Le Conseil d’État a rendu une décision importante le 2 avril dernier en matière de demande de permis de construire porté par plusieurs demandeurs.
Dans les faits, deux sociétés ont conjointement déposé une demande de permis de construire portant en mention de « demandeur » le nom d’une seule d’entre elle, et de la seconde comme « autre demandeur ». La mairie se prononce avant la fin du délai d’instruction et refuse de délivrer le permis de construire, notifiant sa décision uniquement à la société désignée comme « demandeur ».
La seconde société, non informée, sollicite à l’expiration du délai d’instruction une demande de délivrance d’un certificat de permis tacite, implicitement refusé par la mairie.
Sa demande tendant à l’annulation du refus opposé par le maire de Mauguio à sa demande de certificat est rejetée tant en première instance qu’en seconde.
Devant le Conseil d’État, certaines dispositions du Code de l’urbanisme sont rappelées.
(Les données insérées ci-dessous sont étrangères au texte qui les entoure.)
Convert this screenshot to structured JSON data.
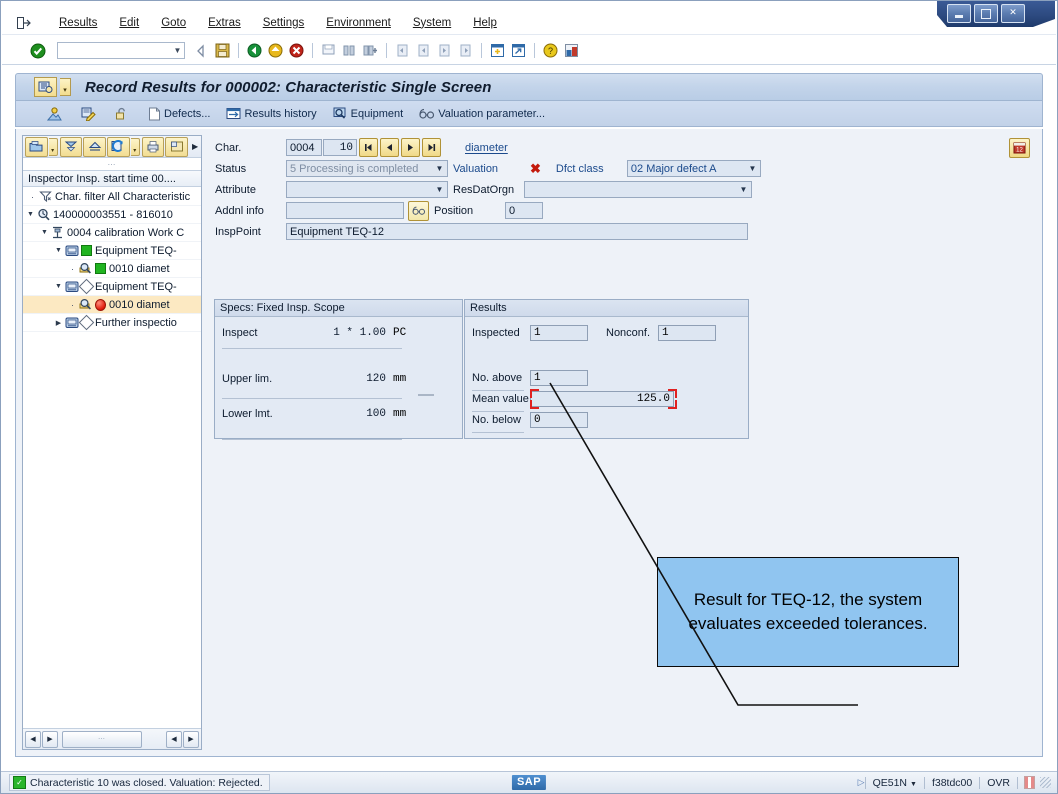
{
  "window": {
    "controls": [
      {
        "name": "minimize",
        "glyph": "_"
      },
      {
        "name": "maximize",
        "glyph": "□"
      },
      {
        "name": "close",
        "glyph": "✕"
      }
    ]
  },
  "menubar": {
    "exit_icon": "↦",
    "items": [
      {
        "label": "Results",
        "accel": "R"
      },
      {
        "label": "Edit",
        "accel": "E"
      },
      {
        "label": "Goto",
        "accel": "G"
      },
      {
        "label": "Extras",
        "accel": "a"
      },
      {
        "label": "Settings",
        "accel": "S"
      },
      {
        "label": "Environment",
        "accel": "n"
      },
      {
        "label": "System",
        "accel": "y"
      },
      {
        "label": "Help",
        "accel": "H"
      }
    ]
  },
  "toolbar": {
    "command_value": "",
    "command_placeholder": "",
    "icons": [
      {
        "name": "enter-check-icon",
        "glyph": "✔",
        "color": "#1f8f1f"
      },
      {
        "name": "back-icon",
        "glyph": "◁",
        "color": "#8896ab"
      },
      {
        "name": "save-icon",
        "glyph": "▣",
        "color": "#c9a227"
      },
      {
        "name": "back-green-icon",
        "glyph": "◀",
        "color": "#1f8f3f"
      },
      {
        "name": "exit-yellow-icon",
        "glyph": "▲",
        "color": "#e0b020"
      },
      {
        "name": "cancel-red-icon",
        "glyph": "✖",
        "color": "#c0392b"
      },
      {
        "name": "print-icon",
        "glyph": "⎙",
        "color": "#9fb0c6"
      },
      {
        "name": "find-icon",
        "glyph": "⌕",
        "color": "#8fa0b8"
      },
      {
        "name": "find-next-icon",
        "glyph": "⌕",
        "color": "#8fa0b8"
      },
      {
        "name": "first-page-icon",
        "glyph": "⏮",
        "color": "#a9b8cc"
      },
      {
        "name": "previous-page-icon",
        "glyph": "⏴",
        "color": "#a9b8cc"
      },
      {
        "name": "next-page-icon",
        "glyph": "⏵",
        "color": "#a9b8cc"
      },
      {
        "name": "last-page-icon",
        "glyph": "⏭",
        "color": "#a9b8cc"
      },
      {
        "name": "create-session-icon",
        "glyph": "▦",
        "color": "#2f6aa8"
      },
      {
        "name": "shortcut-icon",
        "glyph": "↗",
        "color": "#2f6aa8"
      },
      {
        "name": "help-icon",
        "glyph": "?",
        "color": "#d8b31e"
      },
      {
        "name": "layout-menu-icon",
        "glyph": "▤",
        "color": "#7f8ea3"
      }
    ]
  },
  "title": {
    "icon": "transaction-icon",
    "text": "Record Results for 000002: Characteristic Single Screen"
  },
  "app_toolbar": {
    "buttons": [
      {
        "name": "inspector-button",
        "label": "",
        "icon": "person-mountain-icon"
      },
      {
        "name": "results-button",
        "label": "",
        "icon": "pencil-note-icon"
      },
      {
        "name": "lock-button",
        "label": "",
        "icon": "open-lock-icon"
      },
      {
        "name": "defects-button",
        "label": "Defects...",
        "icon": "document-icon"
      },
      {
        "name": "results-history-button",
        "label": "Results history",
        "icon": "history-icon"
      },
      {
        "name": "equipment-button",
        "label": "Equipment",
        "icon": "magnifier-screen-icon"
      },
      {
        "name": "valuation-parameter-button",
        "label": "Valuation parameter...",
        "icon": "glasses-icon"
      }
    ]
  },
  "tree": {
    "toolbar_buttons": [
      {
        "name": "expand-node-button",
        "icon": "folder-blue-icon",
        "has_dropdown": true
      },
      {
        "name": "collapse-all-button",
        "icon": "double-down-arrow-icon",
        "has_dropdown": false
      },
      {
        "name": "expand-up-button",
        "icon": "up-triangle-icon",
        "has_dropdown": false
      },
      {
        "name": "refresh-button",
        "icon": "refresh-icon",
        "has_dropdown": true
      },
      {
        "name": "print-tree-button",
        "icon": "printer-icon",
        "has_dropdown": false
      },
      {
        "name": "layout-button",
        "icon": "grid-icon",
        "has_dropdown": false
      }
    ],
    "more_glyph": "▶",
    "header": "Inspector Insp. start time 00....",
    "rows": [
      {
        "indent": 0,
        "marker": "dot",
        "icon": "filter-icon",
        "status": "none",
        "label": "Char. filter All Characteristic",
        "selected": false
      },
      {
        "indent": 0,
        "marker": "expanded",
        "icon": "lot-magnifier-icon",
        "status": "none",
        "label": "140000003551 - 816010",
        "selected": false
      },
      {
        "indent": 1,
        "marker": "expanded",
        "icon": "operation-icon",
        "status": "none",
        "label": "0004 calibration Work C",
        "selected": false
      },
      {
        "indent": 2,
        "marker": "expanded",
        "icon": "insp-point-icon",
        "status": "green",
        "label": "Equipment TEQ-",
        "selected": false
      },
      {
        "indent": 3,
        "marker": "dot",
        "icon": "char-magnifier-icon",
        "status": "green",
        "label": "0010 diamet",
        "selected": false
      },
      {
        "indent": 2,
        "marker": "expanded",
        "icon": "insp-point-icon",
        "status": "diamond",
        "label": "Equipment TEQ-",
        "selected": false
      },
      {
        "indent": 3,
        "marker": "dot",
        "icon": "char-magnifier-icon",
        "status": "red",
        "label": "0010 diamet",
        "selected": true
      },
      {
        "indent": 2,
        "marker": "collapsed",
        "icon": "insp-point-icon",
        "status": "diamond",
        "label": "Further inspectio",
        "selected": false
      }
    ],
    "scroll": {
      "left_glyph": "◀",
      "right_glyph": "▶",
      "thumb_glyph": "⋯"
    }
  },
  "form": {
    "char_label": "Char.",
    "char_group": "0004",
    "char_number": "10",
    "nav_buttons": [
      {
        "name": "first-characteristic-button",
        "glyph": "⏮"
      },
      {
        "name": "previous-characteristic-button",
        "glyph": "◀"
      },
      {
        "name": "next-characteristic-button",
        "glyph": "▶"
      },
      {
        "name": "last-characteristic-button",
        "glyph": "⏭"
      }
    ],
    "char_description": "diameter",
    "calendar_icon": "calendar-icon",
    "status_label": "Status",
    "status_value": "5 Processing is completed",
    "valuation_label": "Valuation",
    "valuation_mark": "✖",
    "dfct_class_label": "Dfct class",
    "dfct_class_value": "02 Major defect A",
    "attribute_label": "Attribute",
    "attribute_value": "",
    "resdatorgn_label": "ResDatOrgn",
    "resdatorgn_value": "",
    "addnl_info_label": "Addnl info",
    "addnl_info_value": "",
    "addnl_info_icon": "glasses-icon",
    "position_label": "Position",
    "position_value": "0",
    "insppoint_label": "InspPoint",
    "insppoint_value": "Equipment TEQ-12"
  },
  "specs": {
    "header": "Specs: Fixed Insp. Scope",
    "rows": [
      {
        "label": "Inspect",
        "value": "1 * 1.00",
        "unit": "PC"
      },
      {
        "label": "Upper lim.",
        "value": "120",
        "unit": "mm"
      },
      {
        "label": "Lower lmt.",
        "value": "100",
        "unit": "mm"
      }
    ]
  },
  "results": {
    "header": "Results",
    "inspected_label": "Inspected",
    "inspected_value": "1",
    "nonconf_label": "Nonconf.",
    "nonconf_value": "1",
    "no_above_label": "No. above",
    "no_above_value": "1",
    "mean_value_label": "Mean value",
    "mean_value_value": "125.0",
    "no_below_label": "No. below",
    "no_below_value": "0"
  },
  "callout": {
    "text": "Result for TEQ-12, the system evaluates exceeded tolerances.",
    "background": "#90c5f0",
    "border": "#000000"
  },
  "statusbar": {
    "message": "Characteristic 10 was closed. Valuation: Rejected.",
    "status_icon": "green-check-icon",
    "logo": "SAP",
    "play_glyph": "▷",
    "transaction": "QE51N",
    "server": "f38tdc00",
    "insert_mode": "OVR"
  },
  "colors": {
    "accent_blue": "#1b4a8c",
    "error_red": "#c31a0d",
    "ok_green": "#2bb52b",
    "callout_blue": "#90c5f0",
    "panel_bg": "#e3eaf4",
    "content_bg": "#eef2f8"
  }
}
D’une part, l’article 424-2 selon lequel : « Le permis est tacitement accordé si aucune décision n’est notifiée au demandeur à l’issue du délai d’instruction », voulant qu’en cas de silence de l’administration chargée de délivrer le permis de construire, le demandeur est fondé à bénéficier d’un permis tacite.
D’autre part, l’article R 423-1 a) prévoit quant à lui que « Les demandes de permis de construire, d'aménager ou de démolir et les déclarations préalables sont adressées par pli recommandé avec demande d'avis de réception ou déposées à la mairie de la commune dans laquelle les travaux sont envisagés :
a) Soit par le ou les propriétaires du ou des terrains, leur mandataire ou par une ou plusieurs personnes attestant être autorisées par eux à exécuter les travaux ».
Au visa de ces deux articles, la Haute juridiction administrative reconnaît que lorsqu’une demande de permis de construire est effectuée par plusieurs personnes et qu’un refus légalement fondé y est apposé, la notification de ce refus à l’un des demandeurs avant l’expiration du délai d’instruction n’est pas de nature à faire naître un permis tacite au bénéfice des autres demandeurs.
Elle rappelle cependant que quand le refus de permis de construire est fondé sur des considérations liées à la personne d’un des demandeurs, dans cette hypothèse, la décision est susceptible de faire naître une autorisation tacite en faveur des autres demandeurs concernant leur propre projet de construction.
Pourtant, en appliquant son raisonnement au cas d’espèce, il est constaté que le refus du permis de construire était fondé sur le caractère inconstructible du terrain d’assiette du projet, par conséquent non fondée sur la personne d’un demandeur, de sorte qu’aucun permis tacite ne pouvait être reconnu au bénéfice des autres demandeurs.
La demande de la société est donc à nouveau rejetée.